07 fevereiro 2010

Por aqui ou por ali?


Começou com a inquietação. O fascínio por descobrir cada caminho. Um deslumbramento pela infinidade de hipóteses com que me deparava. Havia a certeza de tudo ser possível. Bastava apenas escolher por onde ir. O que mais queria fazer. Aceitar a impossibilidade de abrir todas as portas. Render-me à inevitabilidade das escolhas e decidir. Escolher um ritmo e deixar-me ir. Uma espécie de por aqui e por ali. Marcado pelo dramatismo de não poder provar todos os sabores. Lá fora havia um mundo cheio de hipóteses. Eu só tinha de avançar ao sabor da vontade.
Depois veio o abalo. O mundo desabou. Os caminhos fecharam-se. Fiquei nos escombros imóvel. Agarrada à certeza única de não querer ir a lado nenhum. Nem por aqui nem por ali. Nenhum dos caminhos me cativava. Ainda cá estava - garantiram - mas não sabia onde. Perdi-me. Olhava e não reconhecia nenhum caminho. Nada era como dantes. O mundo não era o mesmo. Continuava a não saber por onde ir. Mas sabia definitivamente por onde não queria ir. Tinha perfeita noção de não querer aquele caminho. Era uma certeza que doía. Que de tanto arranhar escavou cicatrizes. Marcas que lembravam a urgência de avançar.
E lentamente habituei-me às ruínas. Aprendi a conviver com as sombras. E a fugir dos fantasmas. Buscando forças nos detalhes. Procurando entre as poeiras. Esboçando novos trilhos. A medo. Com passos incertos. Tacteando cada detalhe. Hesitando: por aqui ou por ali? Como quem procura o caminho no escuro. Como quem não sabe sequer onde quer ir e se move pela curiosidade de saber o que há no fim da linha.
Até que me desinteressei na busca.
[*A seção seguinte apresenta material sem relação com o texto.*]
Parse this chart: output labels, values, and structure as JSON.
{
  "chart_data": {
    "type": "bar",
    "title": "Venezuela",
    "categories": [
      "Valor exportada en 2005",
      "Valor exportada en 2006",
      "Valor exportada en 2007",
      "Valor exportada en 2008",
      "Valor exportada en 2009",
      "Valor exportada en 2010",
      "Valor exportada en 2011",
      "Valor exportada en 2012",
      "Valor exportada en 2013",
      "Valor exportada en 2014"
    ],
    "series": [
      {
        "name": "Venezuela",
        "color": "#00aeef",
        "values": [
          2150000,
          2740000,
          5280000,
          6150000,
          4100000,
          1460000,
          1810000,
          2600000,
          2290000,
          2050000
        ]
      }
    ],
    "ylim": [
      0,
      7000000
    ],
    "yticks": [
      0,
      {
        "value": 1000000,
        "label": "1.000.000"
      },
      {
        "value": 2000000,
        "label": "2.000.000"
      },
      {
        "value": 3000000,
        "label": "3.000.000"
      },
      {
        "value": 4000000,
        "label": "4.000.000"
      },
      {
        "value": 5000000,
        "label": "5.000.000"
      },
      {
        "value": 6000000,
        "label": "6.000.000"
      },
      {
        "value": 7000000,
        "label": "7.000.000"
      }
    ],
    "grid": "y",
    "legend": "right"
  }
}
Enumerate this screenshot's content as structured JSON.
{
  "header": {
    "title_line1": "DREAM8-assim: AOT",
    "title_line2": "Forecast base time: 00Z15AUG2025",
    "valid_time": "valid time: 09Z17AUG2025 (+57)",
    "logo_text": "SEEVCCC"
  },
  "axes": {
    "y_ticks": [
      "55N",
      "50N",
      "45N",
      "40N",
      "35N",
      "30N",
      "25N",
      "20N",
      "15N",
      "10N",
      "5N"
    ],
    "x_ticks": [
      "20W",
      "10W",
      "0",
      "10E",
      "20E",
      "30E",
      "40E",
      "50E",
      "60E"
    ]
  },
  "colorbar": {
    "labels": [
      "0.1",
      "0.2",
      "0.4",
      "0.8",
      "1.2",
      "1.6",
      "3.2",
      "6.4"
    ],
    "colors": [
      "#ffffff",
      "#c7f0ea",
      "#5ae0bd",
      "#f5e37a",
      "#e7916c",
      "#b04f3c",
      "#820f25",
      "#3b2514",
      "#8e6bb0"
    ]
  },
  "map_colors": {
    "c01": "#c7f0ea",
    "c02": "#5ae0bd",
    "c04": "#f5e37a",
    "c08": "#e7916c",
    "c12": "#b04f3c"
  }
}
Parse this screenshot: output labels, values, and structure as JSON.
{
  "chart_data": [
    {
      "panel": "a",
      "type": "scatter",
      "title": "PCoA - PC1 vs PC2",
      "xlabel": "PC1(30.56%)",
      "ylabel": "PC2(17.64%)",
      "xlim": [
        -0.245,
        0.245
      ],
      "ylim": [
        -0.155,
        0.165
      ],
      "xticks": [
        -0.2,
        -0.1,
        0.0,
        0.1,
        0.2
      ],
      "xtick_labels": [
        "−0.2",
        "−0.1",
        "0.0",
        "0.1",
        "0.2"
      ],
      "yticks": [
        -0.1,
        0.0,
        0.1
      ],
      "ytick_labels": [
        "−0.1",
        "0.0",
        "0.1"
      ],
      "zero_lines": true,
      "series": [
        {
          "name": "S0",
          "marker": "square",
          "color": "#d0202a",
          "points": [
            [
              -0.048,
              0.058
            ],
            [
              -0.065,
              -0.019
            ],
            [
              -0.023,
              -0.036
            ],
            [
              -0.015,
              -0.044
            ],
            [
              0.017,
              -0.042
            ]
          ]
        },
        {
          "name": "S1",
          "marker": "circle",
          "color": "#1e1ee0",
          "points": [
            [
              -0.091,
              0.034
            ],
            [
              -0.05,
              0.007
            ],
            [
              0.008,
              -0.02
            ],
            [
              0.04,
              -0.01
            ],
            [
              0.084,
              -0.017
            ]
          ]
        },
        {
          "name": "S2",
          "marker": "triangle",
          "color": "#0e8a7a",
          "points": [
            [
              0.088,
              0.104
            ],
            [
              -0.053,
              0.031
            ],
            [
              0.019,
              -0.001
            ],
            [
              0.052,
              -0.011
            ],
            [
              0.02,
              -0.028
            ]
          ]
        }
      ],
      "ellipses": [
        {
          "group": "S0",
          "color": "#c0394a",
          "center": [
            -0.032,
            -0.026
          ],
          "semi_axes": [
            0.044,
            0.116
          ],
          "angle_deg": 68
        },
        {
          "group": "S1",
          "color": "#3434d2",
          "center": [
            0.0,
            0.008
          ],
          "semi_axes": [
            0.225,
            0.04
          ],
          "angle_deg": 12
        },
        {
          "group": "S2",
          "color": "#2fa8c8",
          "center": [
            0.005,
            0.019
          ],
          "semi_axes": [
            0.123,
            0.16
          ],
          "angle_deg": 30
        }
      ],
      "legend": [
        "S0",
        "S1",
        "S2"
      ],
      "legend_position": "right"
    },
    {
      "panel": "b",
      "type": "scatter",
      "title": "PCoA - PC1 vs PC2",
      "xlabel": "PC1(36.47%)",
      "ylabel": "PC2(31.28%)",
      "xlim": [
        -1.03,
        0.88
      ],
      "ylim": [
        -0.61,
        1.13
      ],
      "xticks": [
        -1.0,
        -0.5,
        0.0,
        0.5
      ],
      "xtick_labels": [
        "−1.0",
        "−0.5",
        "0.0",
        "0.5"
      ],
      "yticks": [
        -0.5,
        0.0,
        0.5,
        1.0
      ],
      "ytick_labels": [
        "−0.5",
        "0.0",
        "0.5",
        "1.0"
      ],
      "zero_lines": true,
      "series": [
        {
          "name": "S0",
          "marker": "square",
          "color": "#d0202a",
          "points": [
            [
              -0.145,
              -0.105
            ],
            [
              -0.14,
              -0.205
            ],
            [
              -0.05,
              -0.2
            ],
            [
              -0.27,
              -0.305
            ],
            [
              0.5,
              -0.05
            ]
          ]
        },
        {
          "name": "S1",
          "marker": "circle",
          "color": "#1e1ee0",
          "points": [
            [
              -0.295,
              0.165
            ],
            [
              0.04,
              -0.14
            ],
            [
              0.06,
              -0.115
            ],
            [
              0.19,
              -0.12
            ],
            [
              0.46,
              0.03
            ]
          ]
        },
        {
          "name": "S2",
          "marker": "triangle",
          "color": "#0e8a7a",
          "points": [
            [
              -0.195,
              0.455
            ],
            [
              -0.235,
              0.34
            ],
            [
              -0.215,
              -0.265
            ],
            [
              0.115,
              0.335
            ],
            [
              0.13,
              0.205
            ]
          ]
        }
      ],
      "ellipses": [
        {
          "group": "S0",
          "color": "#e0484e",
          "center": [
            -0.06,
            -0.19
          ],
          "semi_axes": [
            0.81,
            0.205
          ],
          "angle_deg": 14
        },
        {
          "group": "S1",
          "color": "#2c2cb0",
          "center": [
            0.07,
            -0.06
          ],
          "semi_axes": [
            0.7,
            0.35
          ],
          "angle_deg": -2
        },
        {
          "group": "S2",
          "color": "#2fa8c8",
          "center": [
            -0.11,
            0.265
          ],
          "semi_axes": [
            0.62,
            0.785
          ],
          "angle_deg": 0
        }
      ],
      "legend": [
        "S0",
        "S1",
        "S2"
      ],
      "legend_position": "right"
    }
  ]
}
Cansei-me da viagem. Continuo a andar (?) mas sem um motivo. Movo um pé atrás do outro em modo automático. Sem olhar em volta. Como quem se cansou do caminho e acelera estrada fora. Os caminhos surgem mas não me cativam. Nenhum me toca. Há portas que se fecham mas eu sigo indiferente. O mundo está a desabar e eu mantenho o compasso. Indiferente ao que me rodeia. Intocável face a qualquer provocação. Imune a qualquer sensação. Subitamente tudo se tornou indiferente. Fui atingida por uma onda de apatia. A questão deixou de me fazer sentido. Posso ir por aqui. Também posso ir por ali. Mas na verdade tanto faz.

4 comentários:

Moon disse...

"E lentamente habituei-me às ruínas."

cara, me identifiquei muito com seu texto. mto foda mesmo ;D

J disse...

A indiferença dos caminhos, pode resultar em surpresas do mundo que nos rodeia. A indiferença pode inundar-nos, mas nunca é para sempre. O envolvente apenas está calmo, ou o bulício é apenas um silêncio que não queremos ouvir. Um dia, um toque acorda-nos, e compreendemos que estamos a sonhar. Saimos de um estado de letargia que não se compreende, mas sente-se.

Anónimo disse...

Em determinado momento na vida,
parece está tudo acabado.
Olha-se, de um lado para outro,
só ver porta fechada.o desanimo toma conta do seu ser.
Parece ficar tudo escuro ao seu
redor.
Você fraqueja quer desistir de
lutar pela sua vida.E quando tudo parece não ter mais jeito. Aparece alguém para te a mão!
E tudo aquilo que parece não ter solução,ver-se uma saída.
Comparado a uma planta sem cuidados.
Se não regar murcha, e aos poucos: cai suas folhas, seca seus galhos e desfalece.
Mas se alguém retomar aos cuidados,mesmo estando
desfalecida.Ela retorna a vida.

conclusão:por mais difícil
que esteja a vida. não desista
de lutar. pois a vida é sempre bela.
mesmo estando no fundo do posso.

Cláudia Rodrigues (sim, sou eu mesma) disse...

Vim cá ter por intermédio do Telmo N. Gostei muito de cá estar. Parabéns. Continua.